Samedi 16 novembre dernier, le groupe Audiens organisait son traditionnel colloque annuel consacré au deuil. Cette année, les présentations avaient pour thème générique : “Le deuil… et après”. Parmi les intervenants, le philosophe, thérapeute et écrivain, Denis Marquet, a développé l’idée que – sous certaines conditions – tristesse et joie pouvaient très bien co-habiter après le deuil d’un être cher. Extraits.
“Quand on perd un être cher, on perd un être unique.
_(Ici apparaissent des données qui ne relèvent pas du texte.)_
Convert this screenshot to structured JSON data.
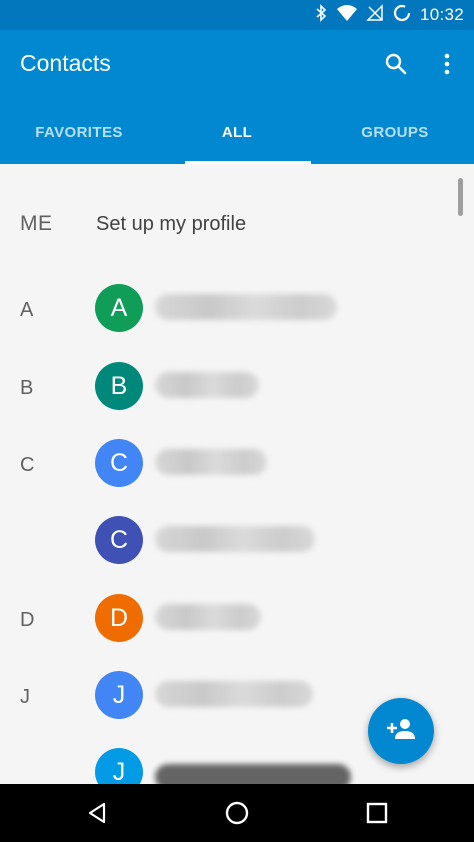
{
  "status_bar": {
    "time": "10:32",
    "icons": [
      "bluetooth-icon",
      "wifi-icon",
      "no-signal-icon",
      "sync-icon"
    ]
  },
  "app_bar": {
    "title": "Contacts",
    "actions": [
      "search-icon",
      "more-vert-icon"
    ]
  },
  "tabs": [
    {
      "label": "FAVORITES",
      "active": false
    },
    {
      "label": "ALL",
      "active": true
    },
    {
      "label": "GROUPS",
      "active": false
    }
  ],
  "me": {
    "label": "ME",
    "text": "Set up my profile"
  },
  "contacts": [
    {
      "section": "A",
      "initial": "A",
      "color": "#0f9d58"
    },
    {
      "section": "B",
      "initial": "B",
      "color": "#00897b"
    },
    {
      "section": "C",
      "initial": "C",
      "color": "#4285f4"
    },
    {
      "section": "",
      "initial": "C",
      "color": "#3f51b5"
    },
    {
      "section": "D",
      "initial": "D",
      "color": "#ef6c00"
    },
    {
      "section": "J",
      "initial": "J",
      "color": "#4285f4"
    },
    {
      "section": "",
      "initial": "J",
      "color": "#039be5"
    }
  ],
  "fab": {
    "icon": "add-person-icon"
  },
  "nav_bar": {
    "buttons": [
      "back-icon",
      "home-icon",
      "recents-icon"
    ]
  },
  "colors": {
    "primary": "#0288d1",
    "primary_dark": "#0277bd"
  }
}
Au moment précis de sa disparition, il est souvent difficile de réaliser à quel point l’être perdu était unique. La relation d’être unique à être unique peut en effet être empêchée pour de multiples raisons : trop d’attentes, d’ego, de système de défense, de personnalité conditionnée. Mais quand l’unicité de l’être disparu nous apparaît pleinement, vient le regret de ne pas l’avoir assez perçue, de ne pas s’en être assez émerveillé. Cette expérience du deuil recèle pourtant quelque chose de positif. Le deuil est là pour nous rappeler l’unique. Il est là pour nous rappeler que chaque moment est unique, mais aussi que chaque être est unique. (…)
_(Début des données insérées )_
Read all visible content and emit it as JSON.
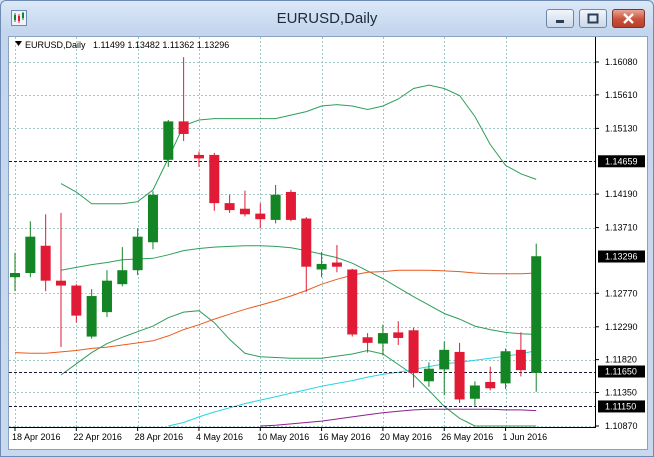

Il existe un sentiment d’impossibilité du deuil lié à la conscience de l’unicité de la personne perdue. En effet, dans la mesure où la personne perdue était unique, elle en devient irremplaçable. On peut remplacer un objet de projection, on ne remplace pas un être unique. Pourtant, paradoxalement, si on vit jusqu’au bout – aussi douloureuse soit-elle – la conscience que l’autre est unique – et surtout si on l’a vécu dans la relation qu’on entretenait avec elle – alors la tristesse peut coexister avec la joie. Parce que la rencontre a eu lieu. La rencontre dans son sens le plus fort, celle de deux êtres uniques se reconnaissant comme tels, et s’émerveillant l’un de l’autre. Si j’ai vraiment rencontré l’autre dont je pleure la perte alors, à la fois j’ai le sentiment que sa perte est irremplaçable, et, en même temps, la rencontre a eu lieu. La rencontre est. Tout se passe comme si cette “Rencontre” avec un grand “R” transcendait le temps. Elle est. Et la joie de reconnaître que cette rencontre “est”, que l’unité a eu lieu d’être à être, et donc que l’unité “est”, autorise la joie à coexister avec la tristesse.
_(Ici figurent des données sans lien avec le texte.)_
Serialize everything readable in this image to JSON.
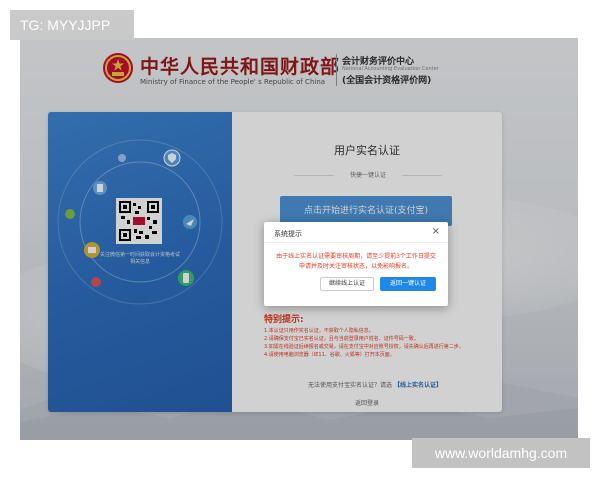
{
  "tag": {
    "label": "TG: MYYJJPP"
  },
  "watermark": {
    "text": "www.worldamhg.com"
  },
  "header": {
    "ministry_cn": "中华人民共和国财政部",
    "ministry_en": "Ministry of Finance of the People' s Republic of China",
    "center_cn": "会计财务评价中心",
    "center_en": "National Accounting Evaluation Center",
    "center_sub": "(全国会计资格评价网)"
  },
  "card": {
    "title": "用户实名认证",
    "quick_label": "快捷一键认证",
    "alipay_button": "点击开始进行实名认证(支付宝)",
    "qr_caption": "关注微信第一时间获取会计资格考试相关信息",
    "notice": {
      "title": "特别提示:",
      "items": [
        "1.本认证只用作实名认证，不获取个人隐私信息。",
        "2.请确保支付宝已实名认证，且与当前登录用户姓名、证件号码一致。",
        "3.如需在线验证后续报名或交易，请在支付宝中对应账号授权，请先确认后再进行第二步。",
        "4.请使用电脑浏览器（IE11、谷歌、火狐等）打开本页面。"
      ]
    },
    "no_alipay_text": "无法使用支付宝实名认证？请选",
    "no_alipay_link": "【线上实名认证】",
    "back_login": "返回登录"
  },
  "dialog": {
    "title": "系统提示",
    "close": "×",
    "message": "由于线上实名认证需要审核周期，请至少提前3个工作日提交申请并及时关注审核状态，以免影响报名。",
    "button_line": "继续线上认证",
    "button_back": "返回一键认证"
  },
  "colors": {
    "accent_blue": "#2d6fc0",
    "button_blue": "#1e87e8",
    "warning_red": "#e23b22",
    "ministry_red": "#9b1b1b"
  }
}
L’une et l’autre ne prennent pas la même place. La tristesse “est”, et dans la mesure où on l’accepte, alors on peut aussi ressentir de la joie à un niveau plus profond. La plus grande tristesse et la plus grande souffrance peuvent ainsi coexister avec la plus grande joie. Selon moi, ce paradoxe tient au fait que la joie naît toujours de l’acceptation. Dans la mesure où on accepte de vivre la souffrance, de vivre la tristesse, alors la joie devient possible. Et la joie peut co-exister avec la souffrance.”
Propos recueillis par Olivier M.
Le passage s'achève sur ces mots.